The HARPC plan is a key component of FSMA, which mandates facilities to have a preventive control plan in place. Facilities are required to implement a written controls plan that follows seven steps:

  1. Evaluate the hazards that could affect food safety and identify preventive steps or controls to minimize or prevent the hazard.
  2. Develop and implement a series of risk-based controls at the critical points of the manufacturing process where the identified hazards must be prevented.
  3. Implement a monitoring program that continually evaluates and records the facility’s control measures to determine whether the preventive controls are effective.
  4. Correct any deviations that occur on the control measures.
  5. Verify that the HARPC plan is operating correctly.
  6. Maintain documents and records related to the facility’s food safety/prevention control system for at least two years.
  7. Re-analyze the HARPC plan whenever a significant change might increase a known hazard, or at least every three years.

The HARPC plan hinges on the use of preventive controls, which are designed to keep errors from ever occurring, to limit contamination risks. One area these types of controls are easily installed in facilities is sanitation controls.

Low-Cost, Big Impact

While FSMA compliance can mean extra costs to a facility, it greatly reduces the chances a facility will need to spend money on cleaning up an outbreak — the cost of a recall currently averages $10 million. However, building a plant from the ground up with food safety in mind is perhaps an easier task than upgrading an older plant to meet FSMA requirements, despite the cost. A good place to start is to look for areas where improvement is easy.
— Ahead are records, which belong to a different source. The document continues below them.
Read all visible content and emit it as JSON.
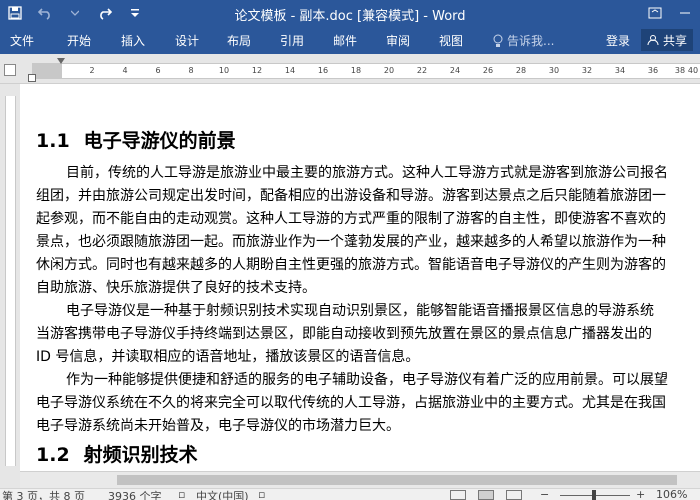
{
  "window": {
    "title": "论文模板 - 副本.doc [兼容模式] - Word"
  },
  "ribbon": {
    "tabs": [
      "文件",
      "开始",
      "插入",
      "设计",
      "布局",
      "引用",
      "邮件",
      "审阅",
      "视图"
    ],
    "tell_me": "告诉我...",
    "sign_in": "登录",
    "share": "共享"
  },
  "ruler": {
    "ticks": [
      "2",
      "4",
      "6",
      "8",
      "10",
      "12",
      "14",
      "16",
      "18",
      "20",
      "22",
      "24",
      "26",
      "28",
      "30",
      "32",
      "34",
      "36",
      "38",
      "40"
    ]
  },
  "document": {
    "heading1": {
      "number": "1.1",
      "text": "电子导游仪的前景"
    },
    "p1": [
      "目前，传统的人工导游是旅游业中最主要的旅游方式。这种人工导游方式就是游客到旅游公司报名",
      "组团，并由旅游公司规定出发时间，配备相应的出游设备和导游。游客到达景点之后只能随着旅游团一",
      "起参观，而不能自由的走动观赏。这种人工导游的方式严重的限制了游客的自主性，即使游客不喜欢的",
      "景点，也必须跟随旅游团一起。而旅游业作为一个蓬勃发展的产业，越来越多的人希望以旅游作为一种",
      "休闲方式。同时也有越来越多的人期盼自主性更强的旅游方式。智能语音电子导游仪的产生则为游客的",
      "自助旅游、快乐旅游提供了良好的技术支持。"
    ],
    "p2": [
      "电子导游仪是一种基于射频识别技术实现自动识别景区，能够智能语音播报景区信息的导游系统",
      "当游客携带电子导游仪手持终端到达景区，即能自动接收到预先放置在景区的景点信息广播器发出的",
      "ID 号信息，并读取相应的语音地址，播放该景区的语音信息。"
    ],
    "p3": [
      "作为一种能够提供便捷和舒适的服务的电子辅助设备，电子导游仪有着广泛的应用前景。可以展望",
      "电子导游仪系统在不久的将来完全可以取代传统的人工导游，占据旅游业中的主要方式。尤其是在我国",
      "电子导游系统尚未开始普及，电子导游仪的市场潜力巨大。"
    ],
    "heading2": {
      "number": "1.2",
      "text": "射频识别技术"
    }
  },
  "status": {
    "page": "第 3 页，共 8 页",
    "words": "3936 个字",
    "language": "中文(中国)",
    "zoom": "106%"
  }
}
Small things, such as electrical equipment, are often overlooked. Many facilities forget that electrical systems are a simple solution that can help prevent a product contamination recall. Advances in electrical systems, including wiring devices embedded with antimicrobial growth inhibitors, support HARPC plans while providing stronger protection. These solutions are considerate of FSMA regulations and also of the broader future of food and beverage processing — safety and efficiency.

Squeaky-Clean Wiring

Standard mandatory safety protocols, such as chemical washdowns, can’t guarantee reliable and enduring antimicrobial protection for a facility’s electrical wiring devices and equipment. And without antimicrobial protection, plants could be harboring dangerous molds and bacteria that could pose a risk. A simple, low-cost solution is installing antimicrobial watertight wiring devices.
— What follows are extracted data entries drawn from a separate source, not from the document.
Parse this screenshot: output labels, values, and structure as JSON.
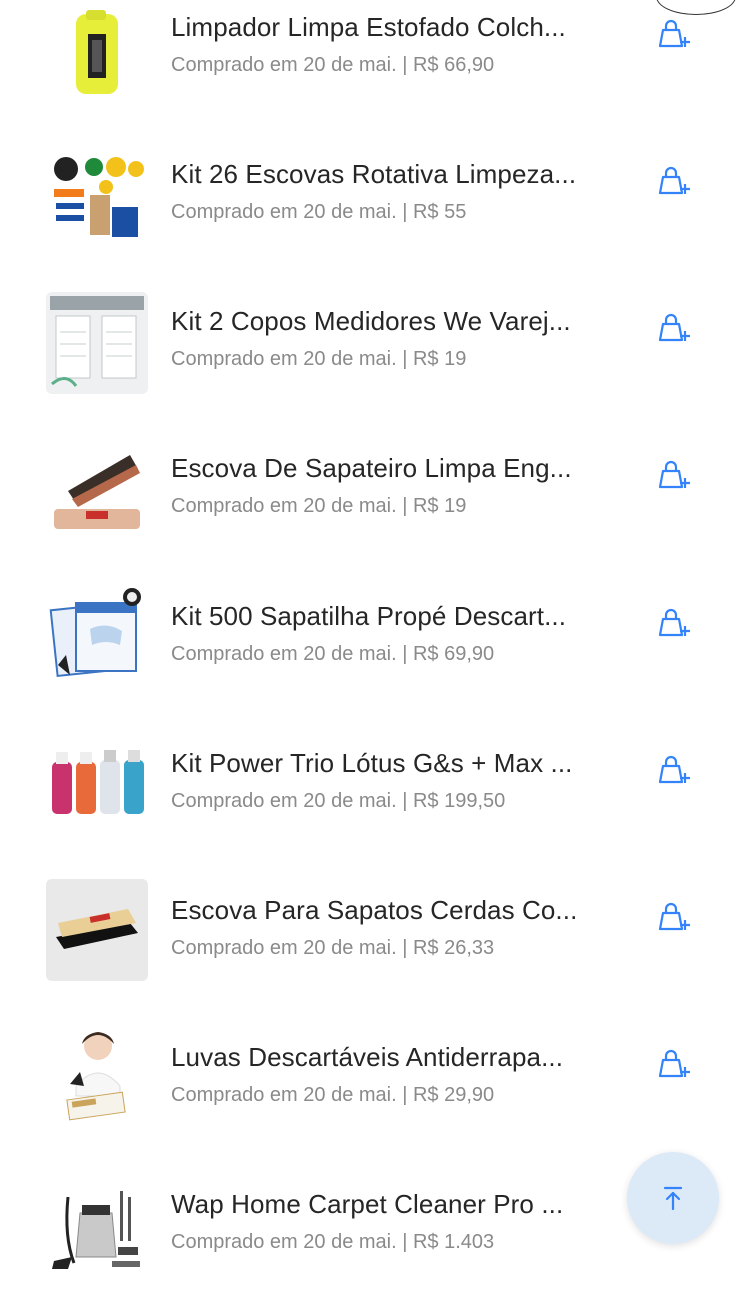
{
  "accent_color": "#3483fa",
  "items": [
    {
      "title": "Limpador Limpa Estofado Colch...",
      "meta": "Comprado em 20 de mai. | R$ 66,90",
      "thumb": "yellow-bottle"
    },
    {
      "title": "Kit 26 Escovas Rotativa Limpeza...",
      "meta": "Comprado em 20 de mai. | R$ 55",
      "thumb": "brush-kit"
    },
    {
      "title": "Kit 2 Copos Medidores We Varej...",
      "meta": "Comprado em 20 de mai. | R$ 19",
      "thumb": "measuring-cups"
    },
    {
      "title": "Escova De Sapateiro Limpa Eng...",
      "meta": "Comprado em 20 de mai. | R$ 19",
      "thumb": "shoe-brush"
    },
    {
      "title": "Kit 500 Sapatilha Propé Descart...",
      "meta": "Comprado em 20 de mai. | R$ 69,90",
      "thumb": "shoe-covers"
    },
    {
      "title": "Kit Power Trio Lótus G&s + Max ...",
      "meta": "Comprado em 20 de mai. | R$ 199,50",
      "thumb": "bottles"
    },
    {
      "title": "Escova Para Sapatos Cerdas Co...",
      "meta": "Comprado em 20 de mai. | R$ 26,33",
      "thumb": "wood-brush"
    },
    {
      "title": "Luvas Descartáveis Antiderrapa...",
      "meta": "Comprado em 20 de mai. | R$ 29,90",
      "thumb": "gloves"
    },
    {
      "title": "Wap Home Carpet Cleaner Pro ...",
      "meta": "Comprado em 20 de mai. | R$ 1.403",
      "thumb": "vacuum"
    }
  ],
  "icons": {
    "cart": "add-to-cart-icon",
    "scroll_top": "arrow-up-icon"
  }
}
Some facilities consider the application of antimicrobial protection to the surface of their electrical cords and components to be good enough, but the use of antimicrobial industrial wiring devices goes beyond that by actually storing antimicrobial growth inhibitors inside the products themselves. Embedded protection ensures that when microorganisms appear on the surface of a protected wiring device, antimicrobial compounds make contact with them and disrupt the microorganisms’ attempt to live and multiply.
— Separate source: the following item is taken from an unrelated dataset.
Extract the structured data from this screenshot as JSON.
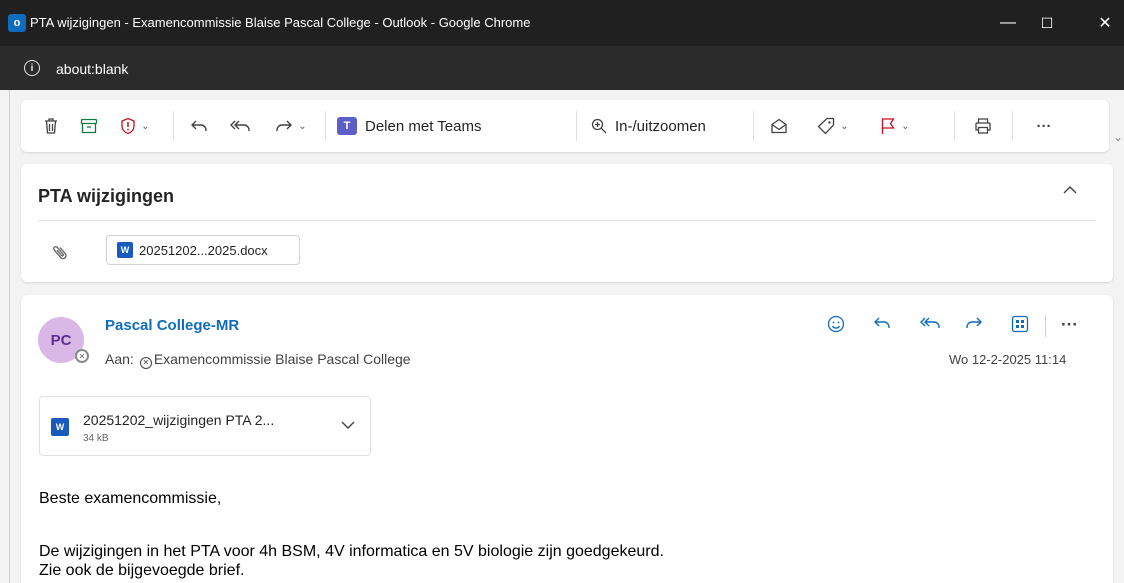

These wiring devices feature antimicrobial additives embedded into all polymer components to ensure the suppression of microbial growth throughout the device, meaning all outside surfaces and hidden inside surfaces. The additives are gradually released to the surface of the polymer, providing continuous, long-lasting protection against the growth of bacteria, molds, mildews and fungi.

The continuous protection against microorganisms works to prevent the large-scale outbreaks some facilities have experienced. Never allowing microorganisms to gain a foothold in your facility can help prevent similar outbreaks.


Ensuring a large, fast-paced food or beverage facility meets FSMA requirements can feel like a daunting task. But starting small with easy-to-install components can put your facility on a fast track to checking off all the preventive control requirements in your HARPC plan. Turning to innovative, low-cost solutions, such as antimicrobial wiring systems, empowers your facility to meet FSMA standards and cut down on foodborne pathogens. Reducing bacteria growth at the source ensures that the next time you’re at a family picnic, you’ll leave feeling satisfied, not sick.

Jeff Seabury is Industrial Product Manager at Legrand.